Dans son testament, le curé a disposé d'une partie de ses biens en faveur de ses quatre affranchies, Mais des contestations surgissent entre elles et l'exécuteur testamentaire Alexandre Lucas, et c'est finalement un jugement qui fixe de manière définitive les droits respectifs entre les affranchies et les héritiers de Lafosse demeurant en France, à raison de 12/25 pour les premières et 13/25 pour les seconds, sur tous les biens meubles et immeubles.

 

 En 1836, Les affranchies Nanette, Marie Louise, Elisabeth et Généreuse héritent enfin de leur part de la succession Lafosse. (Augustin?) Le Coat de Kerveguen rachète la part des héritiers de la famille de Lafosse. La famille Kerveguen compte parmi les plus grosses fortunes de l’Île: En 1834, Gabriel Kerveguen prend des parts dans la sucrerie d'Etang Salé et son frère Augustin crée une sucrerie aux Cocos en 1836. L'habitation de la Rivière est découpée dans le sens de la hauteur : "à partir de la base du mesurage de Petit de La Rhodière, les 400 premières gaulettes à Le Coat de K/Véguen, les 400 suivantes aux affranchies, comprenant les cases, maisons et dépendances de l'établissement  ;les 250 gaulettes au-dessus à Le Coat de K/Véguen, et le reste à monter au sommet des montagnes aux affranchies." (3)

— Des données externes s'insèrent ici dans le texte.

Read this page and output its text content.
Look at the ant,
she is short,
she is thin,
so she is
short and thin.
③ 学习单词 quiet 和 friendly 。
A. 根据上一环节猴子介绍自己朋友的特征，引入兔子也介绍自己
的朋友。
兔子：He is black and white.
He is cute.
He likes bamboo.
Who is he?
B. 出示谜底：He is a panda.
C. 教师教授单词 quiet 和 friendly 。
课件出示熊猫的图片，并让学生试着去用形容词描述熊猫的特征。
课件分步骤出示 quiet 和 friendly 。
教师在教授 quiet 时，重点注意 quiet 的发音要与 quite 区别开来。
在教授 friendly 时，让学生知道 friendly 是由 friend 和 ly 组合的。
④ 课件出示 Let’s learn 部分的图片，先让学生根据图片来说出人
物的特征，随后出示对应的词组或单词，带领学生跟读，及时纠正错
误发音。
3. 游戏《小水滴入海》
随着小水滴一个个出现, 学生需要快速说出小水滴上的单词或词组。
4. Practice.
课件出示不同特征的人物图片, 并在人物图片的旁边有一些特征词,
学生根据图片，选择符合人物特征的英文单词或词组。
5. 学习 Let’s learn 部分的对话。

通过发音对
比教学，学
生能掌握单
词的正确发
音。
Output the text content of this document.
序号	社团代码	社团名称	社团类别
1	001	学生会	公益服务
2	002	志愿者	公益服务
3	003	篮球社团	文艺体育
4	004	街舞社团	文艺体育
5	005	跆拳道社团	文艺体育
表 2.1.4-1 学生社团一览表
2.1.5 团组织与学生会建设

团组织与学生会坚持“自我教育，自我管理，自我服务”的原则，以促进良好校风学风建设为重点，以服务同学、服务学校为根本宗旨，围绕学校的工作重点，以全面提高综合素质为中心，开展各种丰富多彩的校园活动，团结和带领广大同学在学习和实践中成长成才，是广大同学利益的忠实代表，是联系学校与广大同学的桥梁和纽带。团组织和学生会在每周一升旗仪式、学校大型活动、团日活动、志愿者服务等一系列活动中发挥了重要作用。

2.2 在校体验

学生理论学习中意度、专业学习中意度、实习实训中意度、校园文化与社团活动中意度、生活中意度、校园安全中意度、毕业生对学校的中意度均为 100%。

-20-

Mais de graves désaccords persistent au sujet du partage des esclaves dépendant de la succession, esclaves qui sont  en majeure partie des membres de la famille des affranchies. L'affaire est à nouveau portée en justice et finalement les affranchies deviennent propriétaires de 14 esclaves. Elisabeth en reçoit au moins neuf: ses frères en sœurs Jean Pierre 52 ans, Henriette 37 ans, Laurent 44 ans et Lafoy 35 ans, ses enfants Javotte 18 ans, Marie Victoire 20 ans et Antoinette 15 ans, ainsi que deux de ses petit-enfants: Gabriel et Julie. Marie Louise est nommée propriétaire de ses petit-enfants Henry 16 ans et Elise 20 ans, ainsi que de Augustine, fille d'Elise.

​

Kerveguen est nommé propriétaire de 15 esclaves, dont une bonne part sont membres de la famille des affranchies. J'ai pu retrouver certain d'entre eux sur les propriétés Kervegen, dans la liste des affranchis de 1848 et/ou dans des actes d'état civil d'après 1848:

  • Nanette, probablement sœur de Marie Louise et Elisabeth,

  • Guillaume, fils de Nanette,

  • Chicot (fils de Guillaume),

  • Désiré Crévil, fils de Thérèse (peut être sœur de Marie Louise et Elisabeth?),

  • Fulgence Abonné, fils de Henriette,

  • Paul Arigon 29 ans, fils d'Elisabeth.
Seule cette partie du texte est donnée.